Onların çok kötü ya da çok iyi dedikleri alanlarda öyle olmadığımızı defalarca test ettik. Bu konuda başta PISA olmak üzere hemen herkesin olaya şaşı baktığını rahatlıkla söyleyebiliriz.
Eğitimde artılarımız da çok, eksilerimiz de.
Her birini ayrı ayrı değerlendirmekte yarar var.
Daha da önemlisi her ülkenin öncelikleri ve eğitimden beklentileri birbirinden çok farklı.
Örneğin pek çok Avrupa ülkesinde son 50 yılda tek üniversite dahi açılmamışken, bizdeki üniversitelerin 10’da 9’u son 50 yılda açıldı.
Neden?
Onlar diplomaya fazlasıyla doydu, bizdeki bu açlık ise çok daha uzun yıllar devam edeceğe benziyor…
İşsizler sıralamasında, üniversite mezunları en tepede yer alırken, üniversite başvurularında hemen her yıl yeni bir rekorun kırılması bu yüzden.
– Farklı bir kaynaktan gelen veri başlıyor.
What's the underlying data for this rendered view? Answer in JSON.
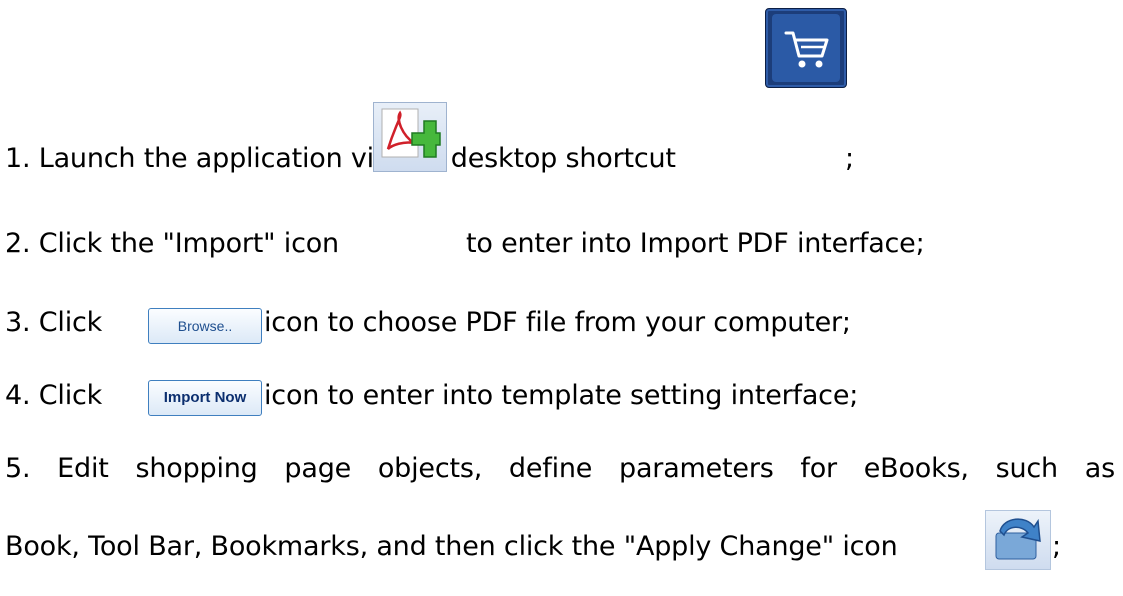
{
  "steps": {
    "s1": {
      "text": "1. Launch the application via the desktop shortcut",
      "suffix": ";"
    },
    "s2": {
      "prefix": "2. Click the \"Import\" icon",
      "suffix": "to enter into Import PDF interface;"
    },
    "s3": {
      "prefix": "3. Click",
      "suffix": "icon to choose PDF file from your computer;"
    },
    "s4": {
      "prefix": "4. Click",
      "suffix": "icon to enter into template setting interface;"
    },
    "s5": {
      "line1": "5. Edit shopping page objects, define parameters for eBooks, such as",
      "line2": "Book, Tool Bar, Bookmarks, and then click the \"Apply Change\" icon",
      "suffix": ";"
    }
  },
  "buttons": {
    "browse_label": "Browse..",
    "import_now_label": "Import Now"
  },
  "icons": {
    "cart": "shopping-cart-icon",
    "import": "import-pdf-icon",
    "apply": "apply-change-icon"
  }
}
Bizimle eşdeğer nüfusa sahip OECD ülkelerinin birçoğunda üniversiteye başvuran, üniversiteye giden ve üniversiteden mezun olan kişi sayısı, bizim çok gerimizde.
Neden mi?
Üniversite diploması onlar için “olmazsa olmazlar” arasından olmaktan çoktan çıktı da ondan.
Okuduğunu anlamadan fen ve matematikteki başarı sıralarına gelinceye kadar çok farklı ayrıntı söz konusu. Yorumlar da olaya nereden baktığınıza göre değişiyor…
Bu araştırmaya yönelik çok farklı bir noktaya dikkat çekmek istiyorum.
İşte çok ilginç bir tespit:
OCED ülkeleri arasında, hayatta başarılı olmak için çok çalışmanın önemli olduğunu düşünenlerin oranı en düşük Türkiye’de!..
Çarpıcı hem de çok çarpıcı bir sonuç.
Türkçe, fen, matematik yerine asıl buna “eyvah eyvah” demeliyiz.
Sınav odaklı eğitim sistemimizde tüm altyapı bu üç derse göre düzenlenmişken ancak en diplerde kendimize bir yer buluyor olmamızın elbette onlarca gerekçesi vardır ama “çok çalışmayı” bir angarya olarak görmenin ne gerekçesi olabilir ne de mazereti.
Rahmetli Sabancı, başarılı olmanın sırrını soranlara, “Çalışmak, çalışmak, hep daha çok çalışmak” cevabını verirdi.
Bırakın onu ve bizi, dünyanın neresine giderseniz gidin, hayatın herhangi bir alanında başarılı olmuş, zirveye tırmanmış kime sorarsanız sorun, başarısının sırrının “çok çalışmak” olduğunu söyleyecektir.
Elbette şansın, torpilin, paranın, çevrenin, kadın ya da erkek olmanın, etnik kökenin ve daha pek çok etkenin başarıya giden yolda öyle ya da böyle bir katkısı olmuştur ama eğer o dış etkenleri “çalışma” ile taçlandıramazsanız kalıcı olması mümkün değildir.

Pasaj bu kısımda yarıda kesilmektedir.